Die Herausgeber von Nährtwerttabelen haben in der Regel nicht die Mittel, selbst alle Lebensmittel zu analysieren.
Sie greifen häufig auf eine fertige Tabelle zurück. Meist ist dies der Bundeslebensmittelschlüsssel (BLS).
Der BLS ist ein riesiges Tabellenwerk, in dem ca. 12.000 Lebensmittel und ganze Mahlzeiten mit ihren Nährwerten zu finden sind.
Herausgegeben wird das Werk vom Bundesinstitut für gesundheitliche Aufklärung und Veterinärmedizin (bgvv).
Wie sieht es nun mit der Genauigkeit dieser Tabelle aus?
In einer Presseerklärung von 1996 äußert sich das Amt selbst eher kritisch zu der Praxistauglichkeit einer älteren Version:
"Durch die Anwendung unterschiedlicher Nährwerttabellen und Bezugsgewichte, durch geschätzte Portionsgrößen und willkürliche Festlegung fehlender Analysewerte konnte es in der Vergangenheit zu Abweichungen kommen,
die die Aussagekraft wissenschaftlicher Arbeiten einschränken."
Die neuere Version II.2 sollte nun frei davon sein. Liest man die Presseerklärung weiter, erfährt man aber Erstaunliches: Die Werte der 12.000 Lebensmittel und Mahlzeiten aus der Tabelle basieren auf der Analyse von nur 1265 Lebensmitteln.
Mit anderen Worten: Nur ein Zehntel der Daten wurde tatsächlich analysiert. Dabei dürfte sich der eine oder andere Fehler eingeschlichen haben, so dass auch das bgvv meint:
"Diese daraus resultierenden Fehlermöglichkeiten und Ungenauigkeiten sind für die Auswertung von Verzehrserhebungen zwar akzeptabel, sollten aber bei der immer häufigeren Anwendung des BLS zur Berechnung strenger Diäten und Kostpläne berücksichtigt werden."
Besserung sollte es in der Version II. 3 geben.
Doch auch diese Version enthält Fehler, die sogar die Auswertung von Verzehrserhebungen verfälschen können.
So ergaben sich in der "Gießener Vollwertstudie" erhebliche Unterschiede in der Berechnung der Vitamin D-Aufnahme von Vegetariern,
je nachdem welche Version des BLS zugrunde gelegt worden war. Nach der neuen Version hatten die meisten Vegetarier genug des sonst eher kritischen Vitamins aufgenommen, nach der alten nicht.

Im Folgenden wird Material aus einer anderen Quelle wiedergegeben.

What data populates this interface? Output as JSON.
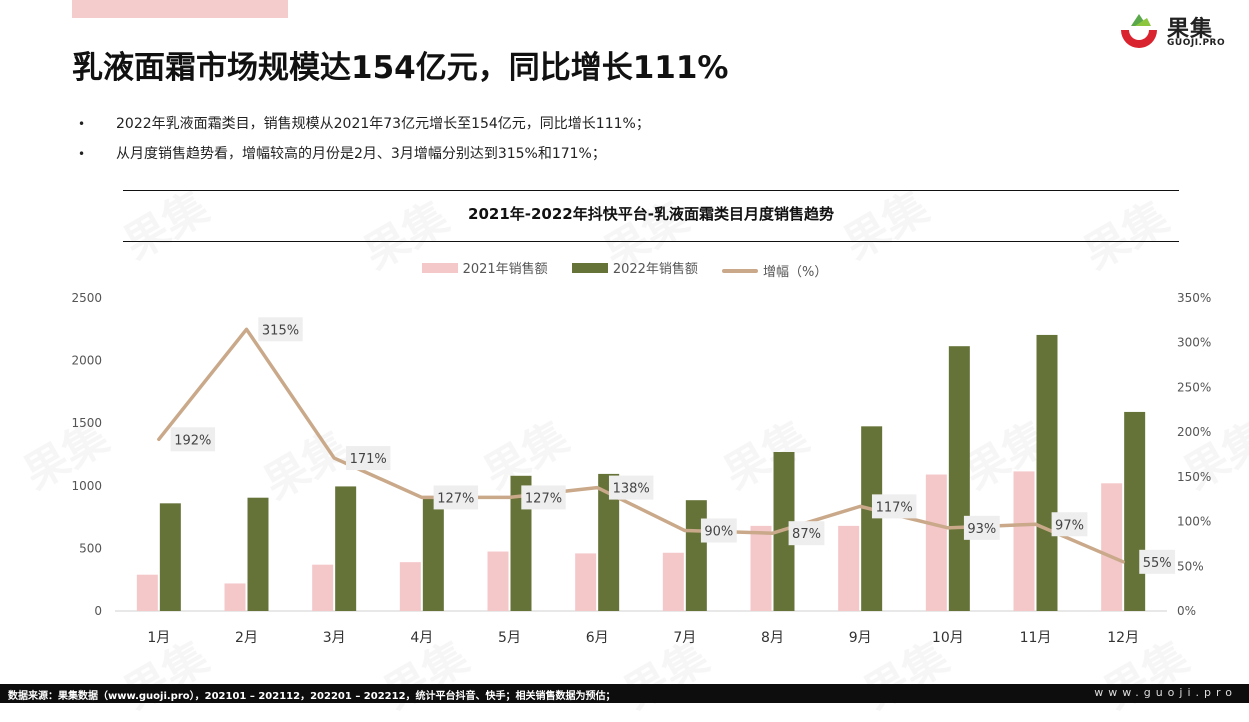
{
  "page": {
    "title": "乳液面霜市场规模达154亿元，同比增长111%",
    "bullets": [
      "2022年乳液面霜类目，销售规模从2021年73亿元增长至154亿元，同比增长111%；",
      "从月度销售趋势看，增幅较高的月份是2月、3月增幅分别达到315%和171%；"
    ],
    "logo": {
      "name": "果集",
      "sub": "GUOJI.PRO"
    },
    "footer": {
      "source": "数据来源：果集数据（www.guoji.pro），202101 – 202112，202201 – 202212，统计平台抖音、快手；相关销售数据为预估；",
      "site": "www.guoji.pro"
    },
    "watermark": "果集"
  },
  "chart_data": {
    "type": "bar",
    "title": "2021年-2022年抖快平台-乳液面霜类目月度销售趋势",
    "categories": [
      "1月",
      "2月",
      "3月",
      "4月",
      "5月",
      "6月",
      "7月",
      "8月",
      "9月",
      "10月",
      "11月",
      "12月"
    ],
    "series": [
      {
        "name": "2021年销售额",
        "type": "bar",
        "axis": "left",
        "color": "#f4c7c9",
        "values": [
          290,
          220,
          370,
          390,
          475,
          460,
          465,
          680,
          680,
          1090,
          1115,
          1020
        ]
      },
      {
        "name": "2022年销售额",
        "type": "bar",
        "axis": "left",
        "color": "#657338",
        "values": [
          860,
          905,
          995,
          900,
          1080,
          1095,
          885,
          1270,
          1475,
          2115,
          2205,
          1590
        ]
      },
      {
        "name": "增幅（%）",
        "type": "line",
        "axis": "right",
        "color": "#c9a98a",
        "values": [
          192,
          315,
          171,
          127,
          127,
          138,
          90,
          87,
          117,
          93,
          97,
          55
        ],
        "labels": [
          "192%",
          "315%",
          "171%",
          "127%",
          "127%",
          "138%",
          "90%",
          "87%",
          "117%",
          "93%",
          "97%",
          "55%"
        ]
      }
    ],
    "left_axis": {
      "min": 0,
      "max": 2500,
      "ticks": [
        "0",
        "500",
        "1000",
        "1500",
        "2000",
        "2500"
      ]
    },
    "right_axis": {
      "min": 0,
      "max": 350,
      "ticks": [
        "0%",
        "50%",
        "100%",
        "150%",
        "200%",
        "250%",
        "300%",
        "350%"
      ]
    },
    "legend_position": "top",
    "grid": false
  }
}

Der Grund dafür war der falsch angegebene Vitamin D-Gehalt von Wein in der neuen Version.
Ein Glas pro Tag reichte - bedingt durch die falsche Nährwertangabe - bereits schon aus, um scheinbar den Tagesbedarf an Vitamin D zu decken.
Die Gefahr, die sich aus falschen Tabellengrundlagen für die Auswertung von Studien ergibt, kann man sich leicht vorstellen.